Azealia Banks has released her first mixtape Fantasea and it’s another sign that she’s a talent to be watched, coming on the back of her fantastic 1991 EP.
Fantasea has been described by Banks as “a first album of sorts” and “a test run. I tried a lot of cool things, sounds I thought were progressive, beats made by close friends, different flows”, and that sums it up quite well.
It’s a lot more experimental and less focused than 1991, as you’d expect from a mixtape, and showcases all the sides of her personality as well as her musical tastes, right from the opening blur of rap and reggae, Out Of Space, which features a Max Romeo sample.
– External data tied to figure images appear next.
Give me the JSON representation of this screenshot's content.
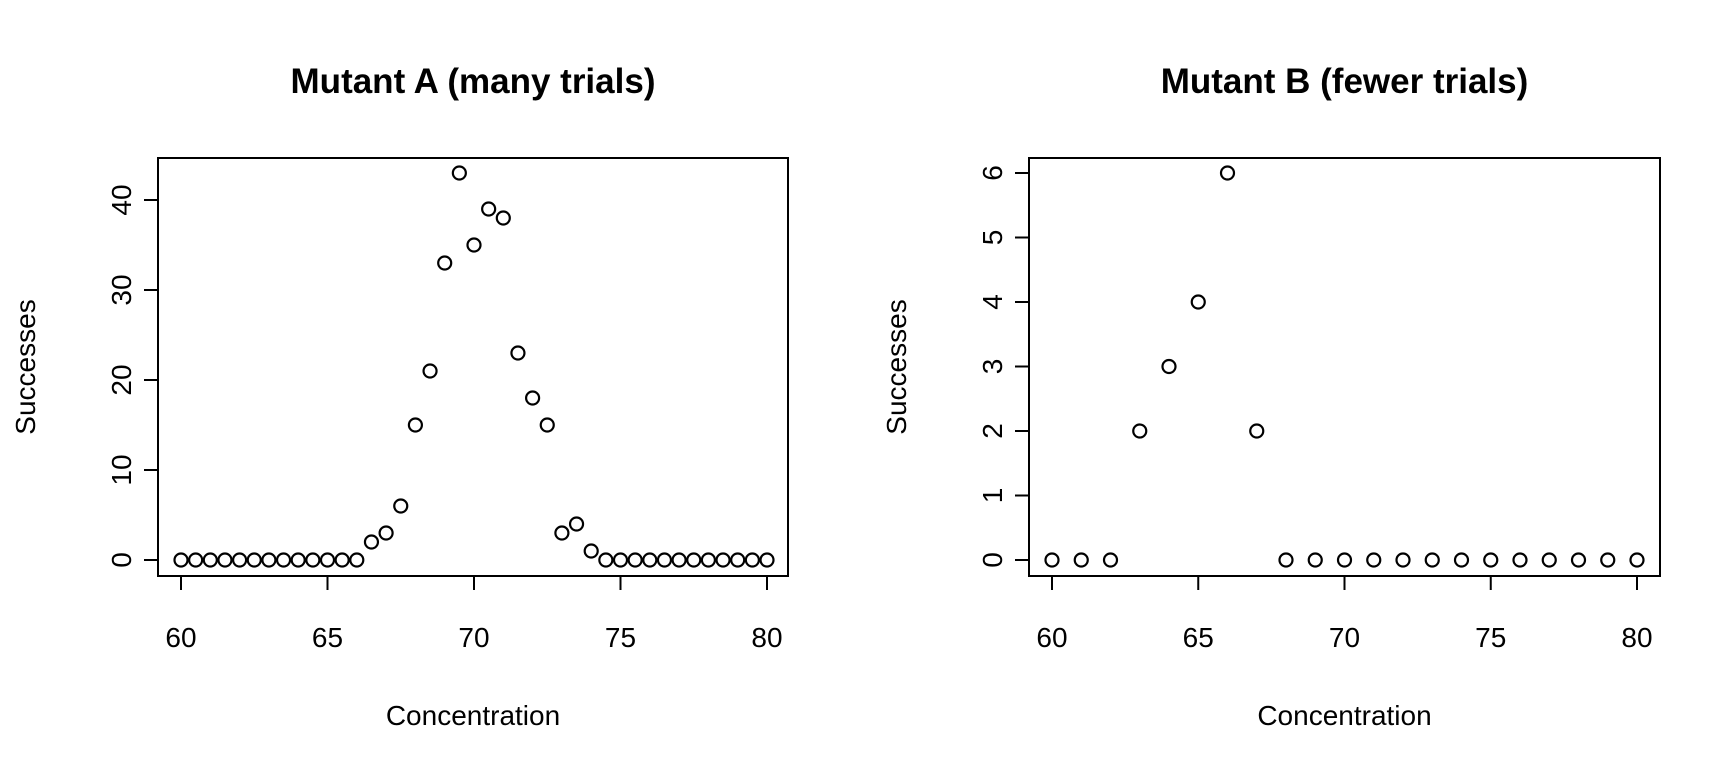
{
  "chart_data": [
    {
      "type": "scatter",
      "title": "Mutant A (many trials)",
      "xlabel": "Concentration",
      "ylabel": "Successes",
      "xlim": [
        60,
        80
      ],
      "ylim": [
        0,
        43
      ],
      "x_ticks": [
        60,
        65,
        70,
        75,
        80
      ],
      "y_ticks": [
        0,
        10,
        20,
        30,
        40
      ],
      "marker": "open-circle",
      "grid": false,
      "x": [
        60,
        60.5,
        61,
        61.5,
        62,
        62.5,
        63,
        63.5,
        64,
        64.5,
        65,
        65.5,
        66,
        66.5,
        67,
        67.5,
        68,
        68.5,
        69,
        69.5,
        70,
        70.5,
        71,
        71.5,
        72,
        72.5,
        73,
        73.5,
        74,
        74.5,
        75,
        75.5,
        76,
        76.5,
        77,
        77.5,
        78,
        78.5,
        79,
        79.5,
        80
      ],
      "y": [
        0,
        0,
        0,
        0,
        0,
        0,
        0,
        0,
        0,
        0,
        0,
        0,
        0,
        2,
        3,
        6,
        15,
        21,
        33,
        43,
        35,
        39,
        38,
        23,
        18,
        15,
        3,
        4,
        1,
        0,
        0,
        0,
        0,
        0,
        0,
        0,
        0,
        0,
        0,
        0,
        0
      ]
    },
    {
      "type": "scatter",
      "title": "Mutant B (fewer trials)",
      "xlabel": "Concentration",
      "ylabel": "Successes",
      "xlim": [
        60,
        80
      ],
      "ylim": [
        0,
        6
      ],
      "x_ticks": [
        60,
        65,
        70,
        75,
        80
      ],
      "y_ticks": [
        0,
        1,
        2,
        3,
        4,
        5,
        6
      ],
      "marker": "open-circle",
      "grid": false,
      "x": [
        60,
        61,
        62,
        63,
        64,
        65,
        66,
        67,
        68,
        69,
        70,
        71,
        72,
        73,
        74,
        75,
        76,
        77,
        78,
        79,
        80
      ],
      "y": [
        0,
        0,
        0,
        2,
        3,
        4,
        6,
        2,
        0,
        0,
        0,
        0,
        0,
        0,
        0,
        0,
        0,
        0,
        0,
        0,
        0
      ]
    }
  ]
}
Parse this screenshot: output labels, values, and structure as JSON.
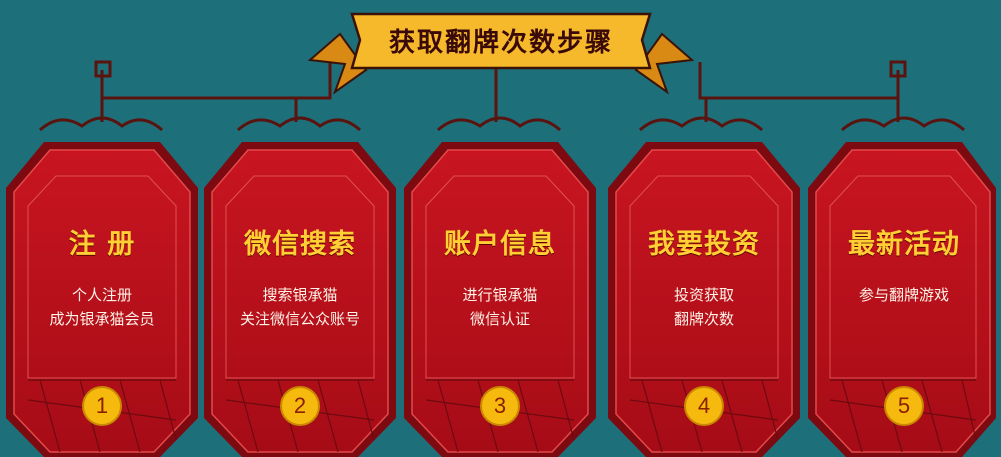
{
  "banner": {
    "title": "获取翻牌次数步骤"
  },
  "steps": [
    {
      "title": "注 册",
      "lines": [
        "个人注册",
        "成为银承猫会员"
      ],
      "number": "1"
    },
    {
      "title": "微信搜索",
      "lines": [
        "搜索银承猫",
        "关注微信公众账号"
      ],
      "number": "2"
    },
    {
      "title": "账户信息",
      "lines": [
        "进行银承猫",
        "微信认证"
      ],
      "number": "3"
    },
    {
      "title": "我要投资",
      "lines": [
        "投资获取",
        "翻牌次数"
      ],
      "number": "4"
    },
    {
      "title": "最新活动",
      "lines": [
        "参与翻牌游戏"
      ],
      "number": "5"
    }
  ],
  "colors": {
    "background": "#1d6f79",
    "card_red": "#c4101c",
    "title_gold": "#ffcf33",
    "banner_gold": "#f6b92b",
    "badge": "#f6b90d"
  }
}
Shystie features on Neptune, which Banks released a day earlier than Fantasea, and if you’ve noticed an aquatic theme starting to build up, it’s not by accident, given her fascination with mermaids. That continues on Atlantis and the slightly eerie and dubsteppy title track, which finishes off with a nice bit of jazz.
Fuck Up The Fun is one of the familiar tracks on here and showcases the kind of quickfire rapping that people will recognise from 212, while the percussive production from Diplo and Master D sounds a bit like something Missy Elliott and Timbaland used to come up with.
That kind production is all across Fantasea, which rarely plays it straightforward and is all the better for it, and Fierce is another fine example. Of course, the danger of having a ‘sound’ like that is that you risk it all starting to come across as much of a muchness, so it’s a relief when the beefier Nathan shows up.
She’s described as being a response to her critics: “I’m that rap girl who’s out here and doesn’t have another rapper behind her, but she’s got all this mouth and she’s all over the place, So [this collaboration] was cool for me [because I'm like] ‘What ya’ll gonna say now, when I bust out with that Styles P record?’ Ya’ll not gon’ call me fake and make fun of me for having one song. Yeah, I make lil’ dance music and ya’ll got jokes, whatever—watch when I come out with the Styles P record.’”
And it’s a fine song too, with nice production from Drums Of Death and a feisty performance from Banks that puts it as the standout track here, possibly along with the shimmery dance track Jumanji, which is probably the kind of track that provokes the responses that she’s complaining about on Nathan. But both sides are what make her an interesting artist.
But, at the end of the day Fantasea is just a mixtape, and it’s far from perfect. There’s quite a few tracks that leave little impression and it’s a bit too long, but it does offer some more tantalising tastes of what we could hope to get from Broke With Expensive Taste, her first album proper, which is due later this year.